Dengan demikian penilaian terpuji dan tercela atas perbuatan dan sesuatu itu tidak boleh diserahkan pada akal. Jadi al-hâkim bukan akal, melainkan syariah. Sebab, syariahlah yang mengetahui hakikat terpuji dan tercela, pahala dan siksa atas perbuatan dan sesuatu. Ini argumentasi secara ‘aqli.
Adapun argumentasi secara naqli atau secara syar’i, syariah telah mengaitkan penilaian terpuji dan tercela dengan perintah untuk mengikuti Rasul saw. dan mencela hawa nafsu.
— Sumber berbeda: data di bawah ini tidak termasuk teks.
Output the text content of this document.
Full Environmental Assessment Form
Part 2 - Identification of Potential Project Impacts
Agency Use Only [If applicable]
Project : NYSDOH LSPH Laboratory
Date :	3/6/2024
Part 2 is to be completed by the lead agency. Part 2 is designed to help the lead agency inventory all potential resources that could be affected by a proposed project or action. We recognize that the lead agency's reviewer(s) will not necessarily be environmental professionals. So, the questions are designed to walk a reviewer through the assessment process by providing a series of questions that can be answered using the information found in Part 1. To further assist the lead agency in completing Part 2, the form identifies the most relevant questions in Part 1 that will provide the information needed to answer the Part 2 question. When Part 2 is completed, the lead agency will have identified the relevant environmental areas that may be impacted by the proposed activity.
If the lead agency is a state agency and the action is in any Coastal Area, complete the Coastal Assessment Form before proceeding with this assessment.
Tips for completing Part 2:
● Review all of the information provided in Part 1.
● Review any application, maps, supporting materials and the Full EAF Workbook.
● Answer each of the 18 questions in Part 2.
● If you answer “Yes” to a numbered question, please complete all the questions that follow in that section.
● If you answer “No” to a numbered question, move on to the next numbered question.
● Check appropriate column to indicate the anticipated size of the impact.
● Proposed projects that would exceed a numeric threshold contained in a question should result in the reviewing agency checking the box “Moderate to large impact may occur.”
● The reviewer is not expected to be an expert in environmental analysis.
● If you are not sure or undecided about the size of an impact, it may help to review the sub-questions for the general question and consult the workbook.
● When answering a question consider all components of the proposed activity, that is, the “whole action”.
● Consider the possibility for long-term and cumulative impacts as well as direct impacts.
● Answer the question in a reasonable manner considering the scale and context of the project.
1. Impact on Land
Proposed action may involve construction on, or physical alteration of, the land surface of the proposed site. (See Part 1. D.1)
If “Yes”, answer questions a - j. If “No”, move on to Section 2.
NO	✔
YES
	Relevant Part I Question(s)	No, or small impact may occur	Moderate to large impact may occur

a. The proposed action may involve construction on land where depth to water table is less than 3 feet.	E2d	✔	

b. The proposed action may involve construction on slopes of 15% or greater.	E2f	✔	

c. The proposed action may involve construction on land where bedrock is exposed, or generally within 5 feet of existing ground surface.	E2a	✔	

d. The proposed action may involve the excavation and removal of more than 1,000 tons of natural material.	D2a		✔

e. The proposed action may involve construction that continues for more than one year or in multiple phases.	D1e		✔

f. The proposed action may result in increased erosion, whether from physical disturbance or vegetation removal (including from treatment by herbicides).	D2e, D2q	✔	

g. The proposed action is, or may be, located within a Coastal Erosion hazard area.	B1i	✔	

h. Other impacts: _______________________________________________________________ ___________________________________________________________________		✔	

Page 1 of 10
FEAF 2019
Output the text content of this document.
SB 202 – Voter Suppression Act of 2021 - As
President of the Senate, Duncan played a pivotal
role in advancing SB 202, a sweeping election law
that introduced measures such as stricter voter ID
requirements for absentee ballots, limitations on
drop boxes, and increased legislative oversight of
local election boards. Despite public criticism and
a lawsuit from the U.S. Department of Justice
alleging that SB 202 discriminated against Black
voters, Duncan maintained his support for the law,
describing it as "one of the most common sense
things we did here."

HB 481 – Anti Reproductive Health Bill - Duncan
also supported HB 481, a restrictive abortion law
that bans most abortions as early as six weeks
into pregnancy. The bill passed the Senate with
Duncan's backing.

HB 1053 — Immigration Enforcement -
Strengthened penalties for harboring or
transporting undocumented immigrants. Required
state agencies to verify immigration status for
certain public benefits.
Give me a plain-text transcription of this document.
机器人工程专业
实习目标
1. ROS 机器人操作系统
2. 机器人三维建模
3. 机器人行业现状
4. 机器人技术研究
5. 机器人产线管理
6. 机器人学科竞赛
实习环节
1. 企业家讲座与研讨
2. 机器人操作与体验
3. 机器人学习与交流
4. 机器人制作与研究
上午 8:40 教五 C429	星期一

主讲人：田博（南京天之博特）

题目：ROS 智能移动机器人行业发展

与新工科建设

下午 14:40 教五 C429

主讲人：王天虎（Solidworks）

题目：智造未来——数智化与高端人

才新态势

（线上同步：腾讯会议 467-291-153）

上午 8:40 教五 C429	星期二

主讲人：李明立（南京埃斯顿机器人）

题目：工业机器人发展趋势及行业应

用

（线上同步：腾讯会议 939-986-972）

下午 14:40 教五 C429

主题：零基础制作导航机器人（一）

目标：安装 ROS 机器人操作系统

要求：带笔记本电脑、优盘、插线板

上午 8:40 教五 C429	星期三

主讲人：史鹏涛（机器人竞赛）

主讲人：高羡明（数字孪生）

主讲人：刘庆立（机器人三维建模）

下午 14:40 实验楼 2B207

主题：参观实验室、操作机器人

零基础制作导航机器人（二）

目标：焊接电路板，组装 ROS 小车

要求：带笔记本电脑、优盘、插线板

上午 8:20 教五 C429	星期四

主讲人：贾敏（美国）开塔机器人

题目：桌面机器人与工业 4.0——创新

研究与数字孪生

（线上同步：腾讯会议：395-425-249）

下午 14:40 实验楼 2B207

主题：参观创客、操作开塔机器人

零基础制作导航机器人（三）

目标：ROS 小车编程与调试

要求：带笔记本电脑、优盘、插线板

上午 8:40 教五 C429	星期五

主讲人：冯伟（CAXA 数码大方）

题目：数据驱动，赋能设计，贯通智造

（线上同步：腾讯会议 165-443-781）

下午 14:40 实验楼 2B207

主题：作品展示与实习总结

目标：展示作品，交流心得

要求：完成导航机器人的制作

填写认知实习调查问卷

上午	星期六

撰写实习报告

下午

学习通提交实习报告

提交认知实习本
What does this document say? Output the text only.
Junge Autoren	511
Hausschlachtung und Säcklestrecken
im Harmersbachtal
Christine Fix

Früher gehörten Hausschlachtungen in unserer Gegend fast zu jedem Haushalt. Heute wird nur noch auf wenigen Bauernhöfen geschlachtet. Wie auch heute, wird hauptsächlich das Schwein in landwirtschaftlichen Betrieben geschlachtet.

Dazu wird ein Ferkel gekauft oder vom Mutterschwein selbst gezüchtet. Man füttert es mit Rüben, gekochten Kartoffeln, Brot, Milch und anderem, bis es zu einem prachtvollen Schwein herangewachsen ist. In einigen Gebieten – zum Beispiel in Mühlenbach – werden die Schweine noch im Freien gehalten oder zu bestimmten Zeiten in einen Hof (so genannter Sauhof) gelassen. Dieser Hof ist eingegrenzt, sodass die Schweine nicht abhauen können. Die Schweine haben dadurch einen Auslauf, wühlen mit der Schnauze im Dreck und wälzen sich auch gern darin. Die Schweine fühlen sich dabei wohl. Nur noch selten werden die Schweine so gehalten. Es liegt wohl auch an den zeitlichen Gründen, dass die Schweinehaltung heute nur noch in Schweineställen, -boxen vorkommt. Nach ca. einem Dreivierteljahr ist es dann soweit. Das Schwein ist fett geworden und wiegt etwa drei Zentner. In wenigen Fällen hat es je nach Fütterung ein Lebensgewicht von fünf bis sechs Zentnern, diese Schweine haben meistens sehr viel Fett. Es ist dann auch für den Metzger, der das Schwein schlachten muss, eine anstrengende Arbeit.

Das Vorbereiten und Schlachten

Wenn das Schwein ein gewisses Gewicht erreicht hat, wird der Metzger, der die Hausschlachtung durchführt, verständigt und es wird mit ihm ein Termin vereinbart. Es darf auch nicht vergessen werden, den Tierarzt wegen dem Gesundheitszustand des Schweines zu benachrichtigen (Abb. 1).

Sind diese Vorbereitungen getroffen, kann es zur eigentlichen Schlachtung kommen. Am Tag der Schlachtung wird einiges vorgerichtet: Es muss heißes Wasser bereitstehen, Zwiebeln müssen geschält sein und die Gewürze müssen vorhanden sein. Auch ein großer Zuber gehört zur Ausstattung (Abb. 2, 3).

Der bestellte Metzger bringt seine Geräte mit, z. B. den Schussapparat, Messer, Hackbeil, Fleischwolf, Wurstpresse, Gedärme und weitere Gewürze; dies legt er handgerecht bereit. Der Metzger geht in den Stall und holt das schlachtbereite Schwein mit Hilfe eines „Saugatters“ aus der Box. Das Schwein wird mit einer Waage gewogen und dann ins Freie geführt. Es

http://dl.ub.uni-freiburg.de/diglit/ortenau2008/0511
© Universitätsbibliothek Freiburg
Banyak ayat al-Quran yang mengaitkan pahala dan surga atas apa yang diperintahkan atau dihalalkan oleh syariah, sebaliknya mengaitkan siksa dan neraka dengan apa yang dilarang atau diharamkan. Karena itu, sesuatu yang dipastikan secara syar’i bahwa al-hasan adalah apa yang dipuji oleh syariah dan al-qabîh adalah apa yang dicela oleh syariah.
Imam al-Ghazali di dalam al-Mankhûl menyatakan, “Al-Hasan menurut kami adalah apa yang dinilai terpuji oleh syariah dengan mendorongnya dan al-qabîh adalah apa yang dinilai tercela oleh syariah dengan melarang dan mencelanya.”
Imam as-Sarakhsi dalam Ushûl as-Sarakhsi dan Imam az-Zarkasyi dalam Bahru al-Muhîth menyatakan, “Al-Hasan mâ hassanahu asy-syar’u wa al-qabîh mâ qabbahahu asy-syar’u (Al-Hasan adalah apa yang dinilai terpuji oleh syariah dan al-qabîh adalah apa yang dinilai tercela oleh syariah).”
Dengan demikian, al-hâkim atas perbuatan dan sesuatu hanyalah syariah. Artinya, yang berhak menetapkan hukum atas perbuatan dan sesuatu hanyalah syariah, bukan akal. Inilah perbedaan dan kontradiksi paling mendasar antara Islam dan demokrasi.